Der Körper weiß mehr als der Verstand. Daher ist es wichtig, Kopf und Körper als Einheit zu betrachten. Die Verbindung aus Berufscoaching und Körperarbeitselementen ist eine Möglichkeit, diese Einheit herzustellen.

In meiner Arbeit beziehe ich mich einerseits auf psychologische Kommunikation, systemisches Konfliktmanagement, Burnout-Prophylaxe und neueste gehirnphysiologische Forschungsergebnisse wie etwa aus der Resilienz- und Verhaltensforschung. Andererseits konzentriere ich mich auf die so genannte Posturale Integration (PI), die unterschiedliche Arbeitsmethoden mit dem Körper miteinander kombiniert – wie etwa Spiegelungstechniken, Gestaltarbeit nach Fritz Perls, Bindegewebs- und Faszienarbeit nach Ida Rolf sowie Bioenergetik und Reichianisches Atmen, beide nach Wilhelm Reich.
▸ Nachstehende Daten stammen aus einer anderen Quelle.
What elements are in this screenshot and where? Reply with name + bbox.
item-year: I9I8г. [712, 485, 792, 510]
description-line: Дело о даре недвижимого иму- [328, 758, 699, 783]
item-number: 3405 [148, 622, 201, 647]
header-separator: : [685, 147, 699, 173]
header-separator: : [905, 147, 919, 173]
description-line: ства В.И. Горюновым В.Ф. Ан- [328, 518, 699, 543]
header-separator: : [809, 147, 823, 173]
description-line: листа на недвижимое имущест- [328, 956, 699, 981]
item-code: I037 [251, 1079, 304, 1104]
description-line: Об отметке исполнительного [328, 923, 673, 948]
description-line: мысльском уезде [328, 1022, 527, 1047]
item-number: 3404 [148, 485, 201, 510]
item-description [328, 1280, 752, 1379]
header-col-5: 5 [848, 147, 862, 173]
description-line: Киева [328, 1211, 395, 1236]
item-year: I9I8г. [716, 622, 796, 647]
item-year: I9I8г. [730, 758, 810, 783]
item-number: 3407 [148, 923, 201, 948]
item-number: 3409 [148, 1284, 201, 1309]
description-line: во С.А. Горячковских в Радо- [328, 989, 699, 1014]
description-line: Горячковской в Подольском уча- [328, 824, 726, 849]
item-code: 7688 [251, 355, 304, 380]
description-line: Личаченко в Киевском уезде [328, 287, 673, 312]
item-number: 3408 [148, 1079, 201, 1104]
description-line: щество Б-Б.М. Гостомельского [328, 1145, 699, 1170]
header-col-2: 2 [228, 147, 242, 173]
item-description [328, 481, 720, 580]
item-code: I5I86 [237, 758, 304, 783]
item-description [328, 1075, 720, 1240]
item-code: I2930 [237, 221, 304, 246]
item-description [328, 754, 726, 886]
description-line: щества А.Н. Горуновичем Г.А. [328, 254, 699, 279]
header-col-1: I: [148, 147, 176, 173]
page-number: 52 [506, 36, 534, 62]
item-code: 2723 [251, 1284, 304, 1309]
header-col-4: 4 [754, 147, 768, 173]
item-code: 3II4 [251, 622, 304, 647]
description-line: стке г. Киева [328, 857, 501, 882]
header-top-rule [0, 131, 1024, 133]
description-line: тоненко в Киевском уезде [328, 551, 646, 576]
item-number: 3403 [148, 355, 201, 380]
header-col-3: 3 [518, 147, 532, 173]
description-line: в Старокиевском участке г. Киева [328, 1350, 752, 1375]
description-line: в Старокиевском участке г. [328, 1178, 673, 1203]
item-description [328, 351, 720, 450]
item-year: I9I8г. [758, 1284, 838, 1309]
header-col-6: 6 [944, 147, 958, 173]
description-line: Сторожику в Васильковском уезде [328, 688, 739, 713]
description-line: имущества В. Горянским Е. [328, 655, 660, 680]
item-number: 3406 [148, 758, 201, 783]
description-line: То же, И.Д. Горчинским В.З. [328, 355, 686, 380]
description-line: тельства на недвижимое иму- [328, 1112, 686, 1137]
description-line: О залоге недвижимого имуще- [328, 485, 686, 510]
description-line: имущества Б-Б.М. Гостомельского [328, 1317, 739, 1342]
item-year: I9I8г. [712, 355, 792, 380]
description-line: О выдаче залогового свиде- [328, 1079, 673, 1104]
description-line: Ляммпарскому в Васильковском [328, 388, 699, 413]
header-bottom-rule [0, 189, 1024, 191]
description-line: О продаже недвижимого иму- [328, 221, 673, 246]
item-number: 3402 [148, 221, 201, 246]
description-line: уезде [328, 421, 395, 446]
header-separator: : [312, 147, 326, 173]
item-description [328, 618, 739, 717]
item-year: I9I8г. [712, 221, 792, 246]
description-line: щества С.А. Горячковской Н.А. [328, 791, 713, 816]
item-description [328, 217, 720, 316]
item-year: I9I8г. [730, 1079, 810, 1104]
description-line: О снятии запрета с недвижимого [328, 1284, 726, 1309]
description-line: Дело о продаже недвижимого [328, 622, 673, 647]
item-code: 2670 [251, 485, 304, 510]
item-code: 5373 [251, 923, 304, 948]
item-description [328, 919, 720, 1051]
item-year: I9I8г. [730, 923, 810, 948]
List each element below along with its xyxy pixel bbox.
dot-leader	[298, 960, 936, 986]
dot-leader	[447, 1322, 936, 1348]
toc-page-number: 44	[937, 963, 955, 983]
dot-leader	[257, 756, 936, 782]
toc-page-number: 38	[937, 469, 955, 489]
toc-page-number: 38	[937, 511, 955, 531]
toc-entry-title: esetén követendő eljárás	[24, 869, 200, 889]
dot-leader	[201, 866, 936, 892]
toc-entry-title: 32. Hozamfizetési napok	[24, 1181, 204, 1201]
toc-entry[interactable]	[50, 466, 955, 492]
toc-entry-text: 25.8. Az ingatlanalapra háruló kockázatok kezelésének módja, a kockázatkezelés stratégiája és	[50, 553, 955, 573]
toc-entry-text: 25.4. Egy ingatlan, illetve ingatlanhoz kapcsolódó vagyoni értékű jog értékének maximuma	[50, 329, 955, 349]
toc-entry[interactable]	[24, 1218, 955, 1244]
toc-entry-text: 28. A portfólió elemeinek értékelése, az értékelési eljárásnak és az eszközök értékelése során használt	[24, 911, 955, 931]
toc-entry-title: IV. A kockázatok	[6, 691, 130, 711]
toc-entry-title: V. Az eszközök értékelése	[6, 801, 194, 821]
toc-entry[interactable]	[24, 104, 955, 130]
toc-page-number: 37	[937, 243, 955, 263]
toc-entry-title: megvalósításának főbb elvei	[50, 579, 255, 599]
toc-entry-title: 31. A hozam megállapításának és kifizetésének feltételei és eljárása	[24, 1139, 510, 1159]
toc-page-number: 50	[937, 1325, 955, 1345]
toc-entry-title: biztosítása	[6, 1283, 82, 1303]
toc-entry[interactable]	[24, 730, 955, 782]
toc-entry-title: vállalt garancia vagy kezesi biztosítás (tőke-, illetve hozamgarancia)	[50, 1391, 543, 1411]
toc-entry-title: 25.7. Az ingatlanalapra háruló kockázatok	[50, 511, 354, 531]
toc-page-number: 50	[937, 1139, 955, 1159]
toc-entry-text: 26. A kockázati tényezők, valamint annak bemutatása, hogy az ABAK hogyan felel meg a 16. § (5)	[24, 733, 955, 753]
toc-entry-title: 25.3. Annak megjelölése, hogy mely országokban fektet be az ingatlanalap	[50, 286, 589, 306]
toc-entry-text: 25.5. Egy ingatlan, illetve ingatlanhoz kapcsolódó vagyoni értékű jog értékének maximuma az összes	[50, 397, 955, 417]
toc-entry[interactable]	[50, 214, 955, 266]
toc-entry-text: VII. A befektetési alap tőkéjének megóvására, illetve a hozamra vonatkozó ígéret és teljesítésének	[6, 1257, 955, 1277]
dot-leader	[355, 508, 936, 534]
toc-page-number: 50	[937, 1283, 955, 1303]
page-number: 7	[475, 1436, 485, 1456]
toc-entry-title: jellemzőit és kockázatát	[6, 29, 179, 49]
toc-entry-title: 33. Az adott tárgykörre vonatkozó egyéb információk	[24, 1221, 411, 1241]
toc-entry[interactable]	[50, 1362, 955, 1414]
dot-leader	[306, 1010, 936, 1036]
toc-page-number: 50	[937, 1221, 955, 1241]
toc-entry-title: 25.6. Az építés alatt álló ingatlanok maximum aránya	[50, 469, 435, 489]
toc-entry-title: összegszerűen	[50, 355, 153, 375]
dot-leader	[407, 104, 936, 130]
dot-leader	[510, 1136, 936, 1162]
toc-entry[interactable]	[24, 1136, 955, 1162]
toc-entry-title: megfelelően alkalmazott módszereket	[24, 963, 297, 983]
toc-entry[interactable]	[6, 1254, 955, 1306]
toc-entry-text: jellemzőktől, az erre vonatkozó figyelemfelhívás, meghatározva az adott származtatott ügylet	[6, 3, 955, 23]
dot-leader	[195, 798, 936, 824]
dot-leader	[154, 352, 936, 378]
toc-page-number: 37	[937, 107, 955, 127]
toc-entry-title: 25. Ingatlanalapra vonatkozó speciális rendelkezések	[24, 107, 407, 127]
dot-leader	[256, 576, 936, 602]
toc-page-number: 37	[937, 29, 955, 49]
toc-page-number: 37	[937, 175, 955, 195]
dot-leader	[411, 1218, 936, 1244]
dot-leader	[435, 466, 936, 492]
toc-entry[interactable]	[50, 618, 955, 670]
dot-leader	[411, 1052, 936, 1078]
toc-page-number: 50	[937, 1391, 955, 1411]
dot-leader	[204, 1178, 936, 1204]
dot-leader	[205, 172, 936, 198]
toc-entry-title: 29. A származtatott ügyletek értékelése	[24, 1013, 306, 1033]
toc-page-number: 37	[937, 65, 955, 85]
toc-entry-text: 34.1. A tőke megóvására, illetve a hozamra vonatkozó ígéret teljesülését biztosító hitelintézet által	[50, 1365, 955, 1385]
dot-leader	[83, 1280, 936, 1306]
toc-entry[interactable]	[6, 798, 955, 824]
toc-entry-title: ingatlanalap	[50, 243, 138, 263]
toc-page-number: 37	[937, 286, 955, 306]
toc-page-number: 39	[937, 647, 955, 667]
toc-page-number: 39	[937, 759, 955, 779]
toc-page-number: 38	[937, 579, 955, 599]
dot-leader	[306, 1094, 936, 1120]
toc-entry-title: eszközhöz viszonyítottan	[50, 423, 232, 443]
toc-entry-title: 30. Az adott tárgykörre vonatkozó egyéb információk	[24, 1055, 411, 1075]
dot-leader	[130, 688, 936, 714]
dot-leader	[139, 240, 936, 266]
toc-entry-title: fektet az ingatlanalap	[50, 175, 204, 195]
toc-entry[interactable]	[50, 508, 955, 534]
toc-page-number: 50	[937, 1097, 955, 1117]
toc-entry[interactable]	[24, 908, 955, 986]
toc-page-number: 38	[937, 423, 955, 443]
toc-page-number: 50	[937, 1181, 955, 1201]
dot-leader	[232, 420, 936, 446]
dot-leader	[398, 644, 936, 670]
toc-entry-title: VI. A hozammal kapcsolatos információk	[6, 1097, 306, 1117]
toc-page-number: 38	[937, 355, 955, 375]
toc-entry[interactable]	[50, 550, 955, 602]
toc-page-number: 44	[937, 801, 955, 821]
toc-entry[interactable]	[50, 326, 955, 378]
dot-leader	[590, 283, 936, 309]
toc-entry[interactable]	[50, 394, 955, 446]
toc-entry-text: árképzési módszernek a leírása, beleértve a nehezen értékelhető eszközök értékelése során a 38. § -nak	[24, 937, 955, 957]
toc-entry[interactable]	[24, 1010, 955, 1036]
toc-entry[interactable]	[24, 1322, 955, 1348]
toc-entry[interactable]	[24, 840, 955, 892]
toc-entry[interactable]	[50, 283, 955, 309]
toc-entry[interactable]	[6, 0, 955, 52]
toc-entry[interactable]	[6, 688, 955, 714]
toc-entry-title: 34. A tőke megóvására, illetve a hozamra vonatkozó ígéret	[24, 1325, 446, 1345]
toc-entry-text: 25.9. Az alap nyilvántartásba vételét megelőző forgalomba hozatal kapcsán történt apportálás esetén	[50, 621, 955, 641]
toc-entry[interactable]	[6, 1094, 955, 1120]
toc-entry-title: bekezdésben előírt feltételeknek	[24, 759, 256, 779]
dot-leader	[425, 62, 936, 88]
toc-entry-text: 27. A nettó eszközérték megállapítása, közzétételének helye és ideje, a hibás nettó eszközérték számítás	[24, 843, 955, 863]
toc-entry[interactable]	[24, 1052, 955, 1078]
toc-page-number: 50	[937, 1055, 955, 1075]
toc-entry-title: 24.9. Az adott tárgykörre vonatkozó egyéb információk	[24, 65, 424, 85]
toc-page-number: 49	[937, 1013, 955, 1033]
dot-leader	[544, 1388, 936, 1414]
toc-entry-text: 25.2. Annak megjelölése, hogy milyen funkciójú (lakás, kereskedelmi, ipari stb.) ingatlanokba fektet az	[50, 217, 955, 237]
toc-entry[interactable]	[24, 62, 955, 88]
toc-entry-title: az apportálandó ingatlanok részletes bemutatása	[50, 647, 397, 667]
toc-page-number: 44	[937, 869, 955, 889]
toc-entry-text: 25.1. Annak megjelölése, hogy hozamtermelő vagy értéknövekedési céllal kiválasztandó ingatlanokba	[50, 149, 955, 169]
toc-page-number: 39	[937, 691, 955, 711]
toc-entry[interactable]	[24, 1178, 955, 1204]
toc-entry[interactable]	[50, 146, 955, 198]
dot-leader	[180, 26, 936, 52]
Zu diesen Themen kann ich Anregungen und Impulse geben.

Was genau ist Posturale Integration?

Die Methode der Posturalen Integration (PI) stammt von Jack Painter (1933-2010), einem Philosophen und Psychologen aus Kalifornien, der unter anderem an der University of Miami unterrichtete. Er war Gründer des International Center for Release and Integration und Präsident der Southern European University of Integrative Learning. Er hat diverse Fachbücher und einschlägige Artikel verfasst, u.a. Deep Bodywork and Personal Development (1986) und Technical Manual of Deep Wholistic Bodywork: Postural Integration (1987).

In Staaten wie etwa USA, Kanada, Südafrika, Mexiko, Frankreich, Belgien und Italien wird der von Painter entwickelte Ansatz bereits seit Langem praktiziert. Painter bezieht sich dabei auf die These, dass jeder Gedanke eine Reaktion im Körper auslöst. Der Körper speichert erlebte Gefühle und reagiert mit gleichbleibenden, oft kräfteraubenden Verhaltensmustern, die sich in Folge auch auf Geist und Seele kontraproduktiv auswirken können. Dadurch können im Laufe der Zeit Fehlhaltungen und Blockaden entstehen, die durch entsprechende Körperarbeit gelöst und korrigiert werden kann. Tief liegende, verborgene und jahrelang unterdrückte Emotionen können auf diese Weise ebenfalls befreit werden: Lachen und Weinen, von Wut und Trauer, von Freude und Angst. Die freigesetzte Energie kann im Alltag konstruktiv genutzt werden.

Das Ziel ist die Entwicklung eines neuen Körperbewusstseins, und damit auch eines neuen Umgangs mit Denkweisen und einer neuen Wahrnehmung der Eigenverantwortung. Am Ende steht die Balance zwischen allen Ebenen.